Time will tell whether you’re unselfish or selfish.
In 1842 Robert Murray M’Cheyne, pastor of St. Peter’s Church in Dundee, Scotland, wrote a pastoral letter to an individual who was an unbeliever. The following is an excerpt from his letter:
I was reading this morning (Luke ii. 29), what old Simeon said when he got the child Jesus into his arms: “Now lettest Thou Thy servant depart in peace, according to Thy word: for mine eyes have seen Thy salvation.” If you get a firm hold of the Lord Jesus, you will be able to say the same. . . . God is leading you to the very spot where the Redeemer is,—a lowly, despised, spit-upon, crucified Saviour. Can this be the Saviour of the world? Yes, dear soul; kneel down and call Him your Redeemer. He died for such as you and me.
M’Cheyne lived unselfishly, caring for the spiritual welfare of both believers and unbelievers. Because of poor health, he died at age twenty-nine after ministering but a short seven and a half years. His spiritual legacy of passionate love for the Lord and pastoral love for people continues to serve as an inspiring example for believers today.

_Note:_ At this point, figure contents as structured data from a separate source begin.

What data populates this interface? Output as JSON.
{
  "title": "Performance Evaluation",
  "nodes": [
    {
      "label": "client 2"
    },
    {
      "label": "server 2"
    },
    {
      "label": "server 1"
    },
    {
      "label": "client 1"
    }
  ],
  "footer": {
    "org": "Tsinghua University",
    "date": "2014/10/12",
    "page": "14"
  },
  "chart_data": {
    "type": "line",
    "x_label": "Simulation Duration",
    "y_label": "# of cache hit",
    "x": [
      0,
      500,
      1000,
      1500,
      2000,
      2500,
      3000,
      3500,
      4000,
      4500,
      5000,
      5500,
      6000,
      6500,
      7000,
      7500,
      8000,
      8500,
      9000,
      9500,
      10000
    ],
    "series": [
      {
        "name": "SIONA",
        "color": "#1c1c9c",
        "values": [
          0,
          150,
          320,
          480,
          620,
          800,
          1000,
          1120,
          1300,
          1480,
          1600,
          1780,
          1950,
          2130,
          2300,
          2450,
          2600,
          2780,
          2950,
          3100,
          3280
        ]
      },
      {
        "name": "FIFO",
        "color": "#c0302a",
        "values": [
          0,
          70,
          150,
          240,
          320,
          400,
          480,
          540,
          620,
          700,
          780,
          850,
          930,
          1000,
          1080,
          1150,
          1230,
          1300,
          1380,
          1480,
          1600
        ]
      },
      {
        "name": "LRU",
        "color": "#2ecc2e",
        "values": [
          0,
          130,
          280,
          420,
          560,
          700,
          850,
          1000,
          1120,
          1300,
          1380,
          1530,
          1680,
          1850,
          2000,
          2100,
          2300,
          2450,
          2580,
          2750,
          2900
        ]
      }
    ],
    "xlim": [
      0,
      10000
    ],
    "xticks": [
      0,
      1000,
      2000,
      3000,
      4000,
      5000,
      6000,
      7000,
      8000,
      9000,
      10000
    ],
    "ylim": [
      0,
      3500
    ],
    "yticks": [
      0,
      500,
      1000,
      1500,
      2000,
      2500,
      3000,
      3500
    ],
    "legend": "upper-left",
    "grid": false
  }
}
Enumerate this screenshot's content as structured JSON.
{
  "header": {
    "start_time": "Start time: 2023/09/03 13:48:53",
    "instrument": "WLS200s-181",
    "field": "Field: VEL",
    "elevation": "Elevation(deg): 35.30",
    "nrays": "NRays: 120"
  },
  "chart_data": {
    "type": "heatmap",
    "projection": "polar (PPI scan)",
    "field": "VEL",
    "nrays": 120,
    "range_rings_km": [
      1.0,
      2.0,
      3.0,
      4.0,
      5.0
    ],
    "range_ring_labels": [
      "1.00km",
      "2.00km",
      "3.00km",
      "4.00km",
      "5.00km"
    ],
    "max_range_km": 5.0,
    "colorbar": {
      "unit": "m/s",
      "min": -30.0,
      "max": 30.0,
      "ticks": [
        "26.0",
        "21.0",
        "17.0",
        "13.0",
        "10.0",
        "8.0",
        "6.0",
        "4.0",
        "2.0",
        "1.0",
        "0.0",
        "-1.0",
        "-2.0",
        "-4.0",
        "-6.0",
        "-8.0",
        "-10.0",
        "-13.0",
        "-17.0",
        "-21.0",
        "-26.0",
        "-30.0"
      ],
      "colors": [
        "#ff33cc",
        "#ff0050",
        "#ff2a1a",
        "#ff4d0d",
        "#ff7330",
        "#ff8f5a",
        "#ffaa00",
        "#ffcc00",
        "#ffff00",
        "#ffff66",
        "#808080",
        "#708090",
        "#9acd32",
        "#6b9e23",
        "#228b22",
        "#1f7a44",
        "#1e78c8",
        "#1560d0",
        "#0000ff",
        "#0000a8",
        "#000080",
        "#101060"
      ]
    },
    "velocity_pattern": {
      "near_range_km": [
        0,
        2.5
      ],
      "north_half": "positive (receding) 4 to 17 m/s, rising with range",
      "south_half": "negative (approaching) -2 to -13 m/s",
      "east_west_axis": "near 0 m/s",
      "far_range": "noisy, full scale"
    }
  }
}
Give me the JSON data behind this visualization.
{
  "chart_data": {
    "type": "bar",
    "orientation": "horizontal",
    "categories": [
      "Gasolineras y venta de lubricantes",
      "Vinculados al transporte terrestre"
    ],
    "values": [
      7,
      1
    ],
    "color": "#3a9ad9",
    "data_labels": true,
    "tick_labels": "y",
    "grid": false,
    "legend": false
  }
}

M’Cheyne’s life illustrates what the apostle Paul was saying to the Ephesian believers: make the most of your time. In Ephesians 5:16 the Greek term translated “making the most of” means “buy up for yourself.” That doesn’t mean you’re to hoard your time for your own use; rather, you’re to buy up for yourself time that will give God glory. Every day brings new opportunities to be seized for God—opportunities for good, for righteousness, for holiness.
Like M’Cheyne, buy up opportunities daily for God’s glory and the good of others. Be committed to minister to the spiritual needs of believers and unbelievers. By doing so, you will make your time count for eternity.
Suggestions for Prayer
Ask God to help you be unselfish and serve others effectively by His grace.
For Further Study
Read the following verses: Galatians 6:10; 1 Corinthians 10:24; Philippians 2:3-4. How do they say you are to live?